Así, José Luis Gómez, a sus 76 años, y después de un largo recorrido y de haber "estado cocido en todas las calderas" y haberse dejado su "juego en el teatro", aborda La Celestina, de Francisco de Rojas, de forma "muy consciente", pero también sabiendo que no se juega ya nada.

En el espectáculo, que se estrena hoy ante la crítica, el actor se somete a una caracterización física que le lleva una hora de maquillaje, con un rostro que muestra una mujer vieja, con un ojo malo o tuerto, arrugada y con cicatrices. Una mujer que también tiene algo que ver con el cuadro de La Celestina, de Picasso, pintura que el actor ha estudiado mucho.

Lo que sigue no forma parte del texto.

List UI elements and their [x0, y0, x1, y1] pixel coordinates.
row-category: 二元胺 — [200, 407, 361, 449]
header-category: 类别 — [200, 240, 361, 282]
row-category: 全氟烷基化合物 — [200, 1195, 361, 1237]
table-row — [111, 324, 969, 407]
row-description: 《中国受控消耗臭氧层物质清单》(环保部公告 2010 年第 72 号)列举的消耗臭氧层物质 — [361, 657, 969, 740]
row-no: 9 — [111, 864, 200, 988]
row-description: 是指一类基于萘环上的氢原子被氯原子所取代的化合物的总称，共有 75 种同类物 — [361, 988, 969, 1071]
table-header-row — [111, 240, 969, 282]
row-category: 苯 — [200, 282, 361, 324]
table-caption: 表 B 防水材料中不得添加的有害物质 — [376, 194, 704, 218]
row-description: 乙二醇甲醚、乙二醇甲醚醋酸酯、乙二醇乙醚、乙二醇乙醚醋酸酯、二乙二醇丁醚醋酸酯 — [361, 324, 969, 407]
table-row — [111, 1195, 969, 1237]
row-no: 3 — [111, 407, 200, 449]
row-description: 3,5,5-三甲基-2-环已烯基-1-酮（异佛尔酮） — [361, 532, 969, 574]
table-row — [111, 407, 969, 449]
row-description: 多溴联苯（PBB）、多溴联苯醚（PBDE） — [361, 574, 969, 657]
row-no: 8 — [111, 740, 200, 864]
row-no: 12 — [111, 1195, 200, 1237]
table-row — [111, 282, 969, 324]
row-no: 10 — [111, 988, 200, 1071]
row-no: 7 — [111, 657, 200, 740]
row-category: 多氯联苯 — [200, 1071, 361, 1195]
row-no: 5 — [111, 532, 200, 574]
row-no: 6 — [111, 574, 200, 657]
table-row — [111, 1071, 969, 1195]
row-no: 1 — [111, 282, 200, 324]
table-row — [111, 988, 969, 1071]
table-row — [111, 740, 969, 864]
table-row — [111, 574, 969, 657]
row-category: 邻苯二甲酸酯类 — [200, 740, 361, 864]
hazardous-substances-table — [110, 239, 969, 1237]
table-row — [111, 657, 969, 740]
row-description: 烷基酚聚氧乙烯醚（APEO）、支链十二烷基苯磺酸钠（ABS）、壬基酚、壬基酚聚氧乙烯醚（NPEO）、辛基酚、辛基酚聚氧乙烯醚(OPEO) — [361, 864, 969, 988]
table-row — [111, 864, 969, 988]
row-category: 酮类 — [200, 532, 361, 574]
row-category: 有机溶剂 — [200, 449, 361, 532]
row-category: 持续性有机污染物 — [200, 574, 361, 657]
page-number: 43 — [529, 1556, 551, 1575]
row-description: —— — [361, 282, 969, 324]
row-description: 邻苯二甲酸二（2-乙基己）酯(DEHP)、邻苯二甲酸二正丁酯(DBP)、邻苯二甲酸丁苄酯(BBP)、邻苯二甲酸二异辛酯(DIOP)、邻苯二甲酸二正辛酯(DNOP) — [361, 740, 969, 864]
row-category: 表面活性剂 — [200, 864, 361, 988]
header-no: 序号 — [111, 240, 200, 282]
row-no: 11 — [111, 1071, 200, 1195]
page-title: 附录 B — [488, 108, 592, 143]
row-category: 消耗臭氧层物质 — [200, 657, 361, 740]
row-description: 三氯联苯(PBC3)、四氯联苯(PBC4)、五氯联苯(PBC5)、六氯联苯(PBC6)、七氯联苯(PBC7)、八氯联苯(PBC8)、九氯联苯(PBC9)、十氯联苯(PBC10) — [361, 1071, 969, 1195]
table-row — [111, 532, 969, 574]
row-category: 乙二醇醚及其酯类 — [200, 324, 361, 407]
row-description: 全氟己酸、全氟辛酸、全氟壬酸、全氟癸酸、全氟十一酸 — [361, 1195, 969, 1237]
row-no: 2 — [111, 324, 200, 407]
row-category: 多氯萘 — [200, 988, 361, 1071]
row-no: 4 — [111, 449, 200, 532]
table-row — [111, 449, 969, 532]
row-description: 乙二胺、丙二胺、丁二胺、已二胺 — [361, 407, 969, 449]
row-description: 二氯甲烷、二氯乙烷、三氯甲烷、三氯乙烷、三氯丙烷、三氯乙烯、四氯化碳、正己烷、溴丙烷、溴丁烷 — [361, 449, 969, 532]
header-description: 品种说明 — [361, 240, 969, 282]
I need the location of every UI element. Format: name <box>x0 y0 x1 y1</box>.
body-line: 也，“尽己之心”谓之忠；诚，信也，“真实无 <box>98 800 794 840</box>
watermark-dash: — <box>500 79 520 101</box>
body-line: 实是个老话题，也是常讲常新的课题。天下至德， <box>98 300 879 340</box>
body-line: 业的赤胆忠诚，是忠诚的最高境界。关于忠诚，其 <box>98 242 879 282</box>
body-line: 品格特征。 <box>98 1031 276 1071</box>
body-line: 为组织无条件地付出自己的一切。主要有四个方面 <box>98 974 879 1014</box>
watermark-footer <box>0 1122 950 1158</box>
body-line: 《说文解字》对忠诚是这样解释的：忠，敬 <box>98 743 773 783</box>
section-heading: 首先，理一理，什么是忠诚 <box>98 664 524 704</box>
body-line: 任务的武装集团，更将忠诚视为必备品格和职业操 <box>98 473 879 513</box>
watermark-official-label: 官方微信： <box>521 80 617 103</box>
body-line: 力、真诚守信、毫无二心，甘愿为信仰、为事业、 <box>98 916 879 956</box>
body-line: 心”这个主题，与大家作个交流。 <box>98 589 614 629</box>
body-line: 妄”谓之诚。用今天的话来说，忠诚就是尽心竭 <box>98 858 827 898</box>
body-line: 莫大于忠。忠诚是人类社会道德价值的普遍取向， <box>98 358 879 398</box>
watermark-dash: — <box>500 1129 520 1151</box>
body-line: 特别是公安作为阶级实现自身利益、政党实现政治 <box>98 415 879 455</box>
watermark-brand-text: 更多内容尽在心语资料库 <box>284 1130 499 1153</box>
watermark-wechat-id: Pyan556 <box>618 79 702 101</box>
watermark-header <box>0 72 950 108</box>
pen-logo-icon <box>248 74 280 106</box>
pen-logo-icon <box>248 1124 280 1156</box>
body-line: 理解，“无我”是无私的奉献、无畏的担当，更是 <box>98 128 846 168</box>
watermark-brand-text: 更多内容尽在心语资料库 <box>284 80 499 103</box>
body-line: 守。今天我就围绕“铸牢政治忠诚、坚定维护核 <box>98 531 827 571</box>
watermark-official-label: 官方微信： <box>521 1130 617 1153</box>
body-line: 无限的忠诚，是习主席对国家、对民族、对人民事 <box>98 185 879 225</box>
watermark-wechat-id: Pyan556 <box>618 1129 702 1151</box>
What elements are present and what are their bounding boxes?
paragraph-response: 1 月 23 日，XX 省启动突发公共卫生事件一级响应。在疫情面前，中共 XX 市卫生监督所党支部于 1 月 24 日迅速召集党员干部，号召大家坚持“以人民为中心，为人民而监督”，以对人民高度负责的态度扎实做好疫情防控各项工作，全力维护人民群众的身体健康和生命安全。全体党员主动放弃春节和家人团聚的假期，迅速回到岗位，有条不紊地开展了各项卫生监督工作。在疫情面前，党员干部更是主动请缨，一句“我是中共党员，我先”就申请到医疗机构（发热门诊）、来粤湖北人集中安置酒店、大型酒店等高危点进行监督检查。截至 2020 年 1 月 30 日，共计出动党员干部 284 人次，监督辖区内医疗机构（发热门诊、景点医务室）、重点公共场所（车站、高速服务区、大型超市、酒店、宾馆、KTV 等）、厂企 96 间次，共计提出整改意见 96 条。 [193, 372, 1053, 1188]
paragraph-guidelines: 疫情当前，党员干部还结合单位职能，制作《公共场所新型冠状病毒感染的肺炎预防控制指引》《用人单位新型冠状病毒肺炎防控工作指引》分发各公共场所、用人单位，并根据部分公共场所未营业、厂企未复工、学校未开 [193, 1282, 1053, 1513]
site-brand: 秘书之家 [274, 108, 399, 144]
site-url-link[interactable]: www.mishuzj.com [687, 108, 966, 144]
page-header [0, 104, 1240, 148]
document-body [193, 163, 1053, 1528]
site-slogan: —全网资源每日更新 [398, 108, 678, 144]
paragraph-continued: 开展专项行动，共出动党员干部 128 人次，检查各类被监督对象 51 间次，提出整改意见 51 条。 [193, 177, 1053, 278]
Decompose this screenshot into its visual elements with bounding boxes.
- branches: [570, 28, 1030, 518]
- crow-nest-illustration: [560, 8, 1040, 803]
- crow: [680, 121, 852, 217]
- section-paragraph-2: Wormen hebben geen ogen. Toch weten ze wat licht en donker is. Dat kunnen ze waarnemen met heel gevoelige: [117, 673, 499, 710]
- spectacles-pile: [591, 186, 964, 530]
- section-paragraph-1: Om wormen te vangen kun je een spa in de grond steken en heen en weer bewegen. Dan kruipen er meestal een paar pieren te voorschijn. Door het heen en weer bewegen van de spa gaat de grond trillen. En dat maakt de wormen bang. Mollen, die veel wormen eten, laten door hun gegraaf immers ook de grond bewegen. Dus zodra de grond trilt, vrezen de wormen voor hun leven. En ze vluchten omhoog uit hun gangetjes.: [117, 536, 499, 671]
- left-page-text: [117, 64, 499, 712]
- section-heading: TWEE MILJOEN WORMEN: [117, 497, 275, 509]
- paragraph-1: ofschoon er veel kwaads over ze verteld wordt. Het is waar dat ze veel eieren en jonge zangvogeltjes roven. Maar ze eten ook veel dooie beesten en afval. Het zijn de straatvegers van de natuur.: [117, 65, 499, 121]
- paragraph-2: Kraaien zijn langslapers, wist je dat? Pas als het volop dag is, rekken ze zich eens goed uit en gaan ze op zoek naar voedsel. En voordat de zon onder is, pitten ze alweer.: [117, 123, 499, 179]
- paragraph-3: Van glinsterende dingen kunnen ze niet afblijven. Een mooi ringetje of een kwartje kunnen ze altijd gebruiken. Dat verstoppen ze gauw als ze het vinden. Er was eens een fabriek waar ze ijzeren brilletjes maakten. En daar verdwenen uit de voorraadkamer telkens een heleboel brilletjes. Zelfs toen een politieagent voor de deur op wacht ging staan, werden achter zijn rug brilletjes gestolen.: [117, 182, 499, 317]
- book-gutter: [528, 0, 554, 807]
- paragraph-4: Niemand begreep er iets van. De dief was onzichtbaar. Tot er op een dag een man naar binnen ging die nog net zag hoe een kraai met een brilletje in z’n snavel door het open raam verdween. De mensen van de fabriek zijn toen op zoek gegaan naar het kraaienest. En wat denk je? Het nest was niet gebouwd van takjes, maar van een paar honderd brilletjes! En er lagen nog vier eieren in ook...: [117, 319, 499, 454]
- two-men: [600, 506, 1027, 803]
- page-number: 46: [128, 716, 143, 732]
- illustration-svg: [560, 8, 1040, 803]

Éste es el trabajo que ve el espectador, pero para llegar a componer a la Celestina de la Tragicomedia de Calixto y Melibea, José Luis Gómez ha sacado todo de sus vivencias internas, de esas mujeres que a lo largo de su vida ha conocido. "Goytisolo, que es una de las personas que más sabe de esta obra, me decía que la Celestina en la tradición era una morisca; y de ahí me vino el acento y de muchas mujeres que he conocido, jóvenes, mayores, viejas. Del recuerdo de esa mujeres gitanas, curanderas, de las que me han querido quitar del tabaco o de otras cosas", apuntó este actor nacido en Huelva y formado en Alemania.